Randy Newman

Randy Newman

“I have a great interest in animation and found computer graphics fascinating,” Randy Newman said in 1995. “I’ve always admired Carl Stalling and the other composers who specialized in music for cartoons, and I wanted to do one myself.”

That “one,” Toy Story, led to scores and songs for James and the Giant Peach, A Bug’s Life, Toy Story 2, Monsters, Inc., Cars, The Princess and the Frog, Toy Story 3, and Monsters University.

And, amusingly and surprisingly to many longtime fans, the cutting social critic and brilliant curmudgeon Randy Newman has found himself a beloved Disney entertainer.

Perhaps it’s no surprise that at 17 Randy was already a professional songwriter, knocking out tunes for a Los Angeles publishing house, since he was born on November 28, 1943 into a famously musical family. His uncles Alfred, Lionel, and Emil were all well-respected film composers and conductors. Even Randy’s father Irving Newman, a prominent physician, wrote a song for Bing Crosby.

In 1968, Randy made his debut with the orchestral recording Randy Newman, and before long, his extraordinary and eclectic compositions were being recorded by an unusually wide range of artists, from Pat Boone to Ray Charles, Peggy Lee to Wilson Pickett.

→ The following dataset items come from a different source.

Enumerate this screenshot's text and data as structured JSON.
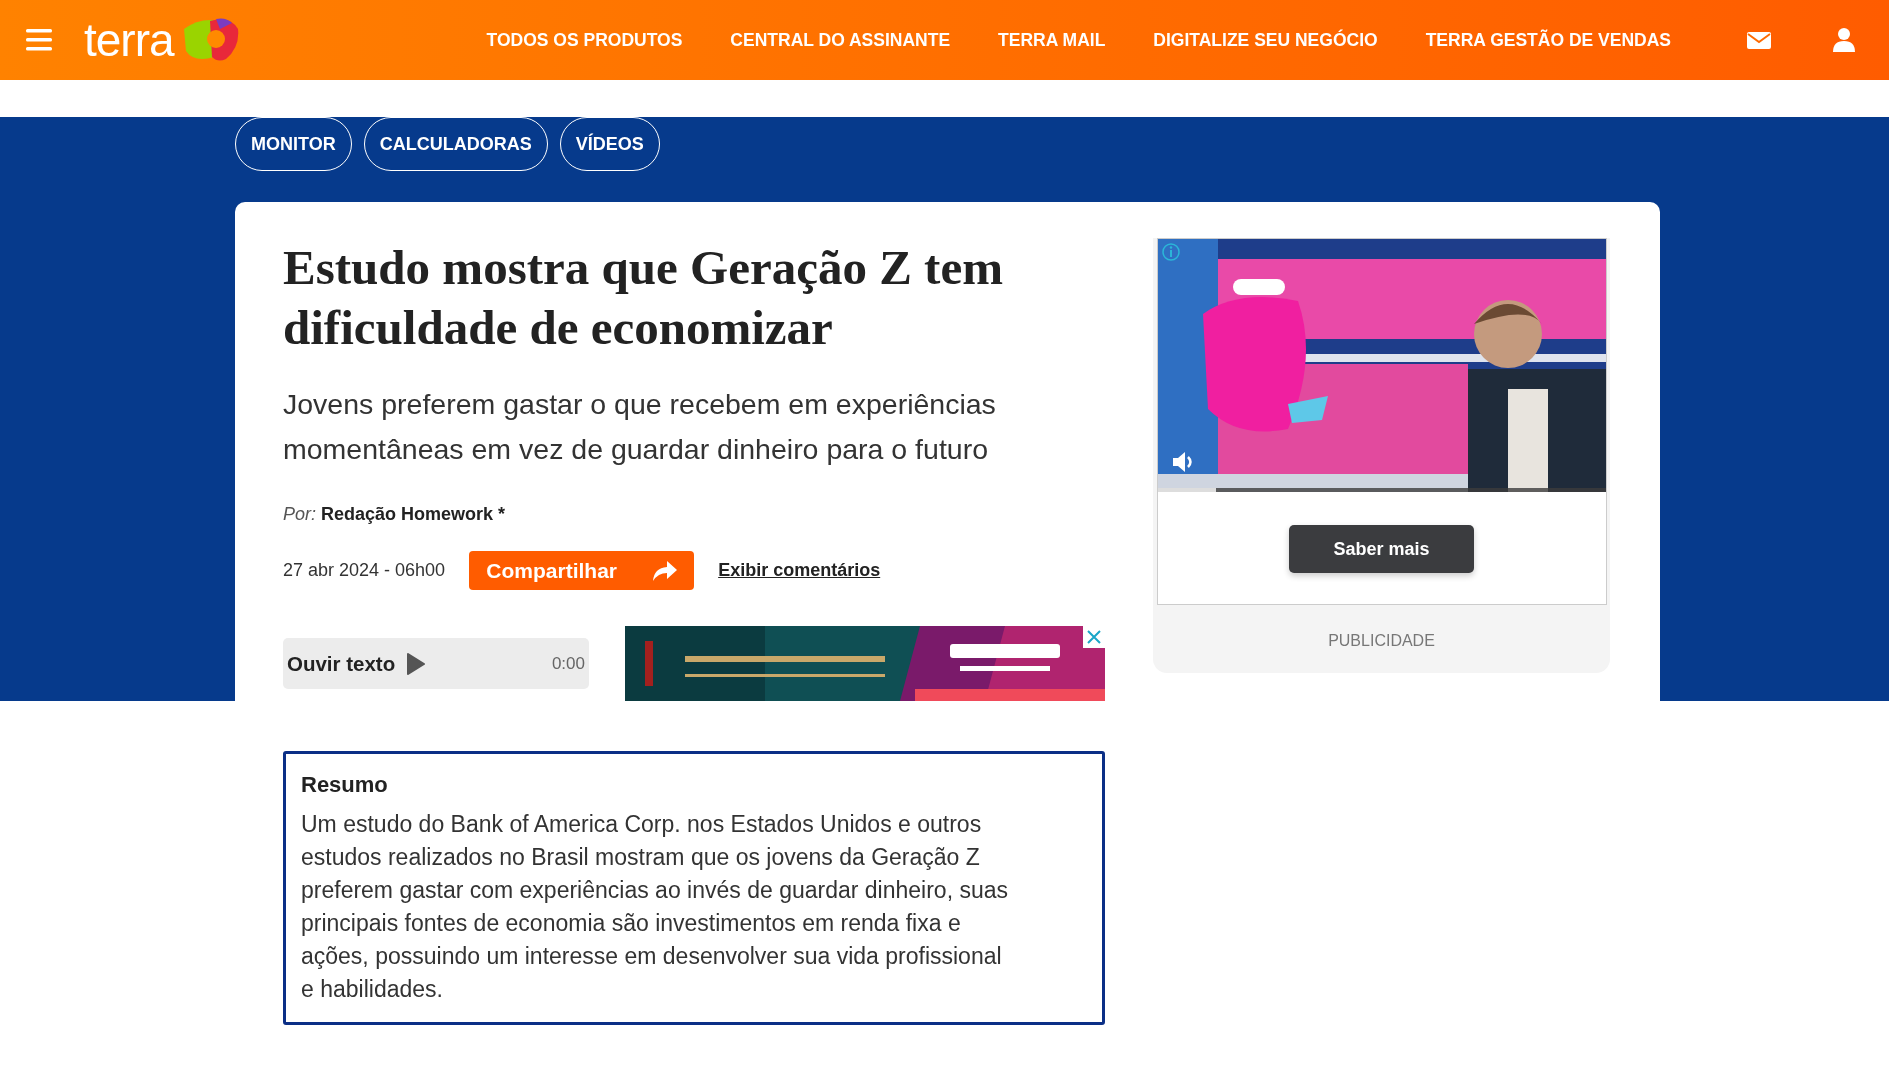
{
  "header": {
    "logo": "terra",
    "nav": [
      "TODOS OS PRODUTOS",
      "CENTRAL DO ASSINANTE",
      "TERRA MAIL",
      "DIGITALIZE SEU NEGÓCIO",
      "TERRA GESTÃO DE VENDAS"
    ]
  },
  "category_rows": [
    [
      "MONITOR",
      "CALCULADORAS",
      "VÍDEOS"
    ]
  ],
  "article": {
    "title": "Estudo mostra que Geração Z tem dificuldade de economizar",
    "subtitle": "Jovens preferem gastar o que recebem em experiências momentâneas em vez de guardar dinheiro para o futuro",
    "byline_prefix": "Por:",
    "author": "Redação Homework *",
    "date": "27 abr 2024 - 06h00",
    "share_button": "Compartilhar",
    "comments_link": "Exibir comentários",
    "audio": {
      "label": "Ouvir texto",
      "time": "0:00"
    },
    "summary": {
      "title": "Resumo",
      "text": "Um estudo do Bank of America Corp. nos Estados Unidos e outros estudos realizados no Brasil mostram que os jovens da Geração Z preferem gastar com experiências ao invés de guardar dinheiro, suas principais fontes de economia são investimentos em renda fixa e ações, possuindo um interesse em desenvolver sua vida profissional e habilidades."
    }
  },
  "side_ad": {
    "video": {
      "kind": "picture",
      "level": 0.13
    },
    "button": "Saber mais",
    "label": "PUBLICIDADE"
  }
}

Critics rightly raved about his 1970 sophomore effort 12 Songs, and increasingly the public started to take notice with albums like 1970’s Live, and even more so with the 1972 classic Sail Away and the brilliant and controversial 1974 release, Good Old Boys. With the 1977 release of Top Ten Little Criminals, Randy experienced a huge left-field smash in the unlikely form of “Short People.”

In the 1980s, Randy was dividing his time between film composing and recording his own albums. In 1981, he released his exquisite score for Ragtime, earning him his first two of 20 Oscar® nominations for Best Score and Best Song. 1983 saw the release of “Trouble in Paradise,” while the next year saw the release of his Grammy®-winning, Oscar-nominated and now-iconic score for The Natural.

Following some more film work, Randy finally got around to recording another studio album, 1988’s Land of Dreams, another break-through work marked by some of his most personal and powerful work yet.

As for Toy Story, “I took a look at some of the storyboards and animation tests they had done, and I was just amazed by the way it looked, and I liked the idea of the story,” Randy said of his attraction to the film. “I absolutely loved the people involved with the project.”

Randy managed to play to the adult audience as well with his darkly hilarious take on Faust, the 1995 recording of which included performances by Don Henley, Elton John, Bonnie Raitt, Linda Ronstadt, and James Taylor.

In 1998, Randy put out an impressive compilation, Guilty: 30 Years of Randy Newman and a new 1999 album for DreamWorks, Bad Love. In 2002, Randy finally won his first Oscar for “If I Didn’t Have You” from Monsters, Inc.; he would bring home his second in 2011 for “We Belong Together” from Toy Story 3.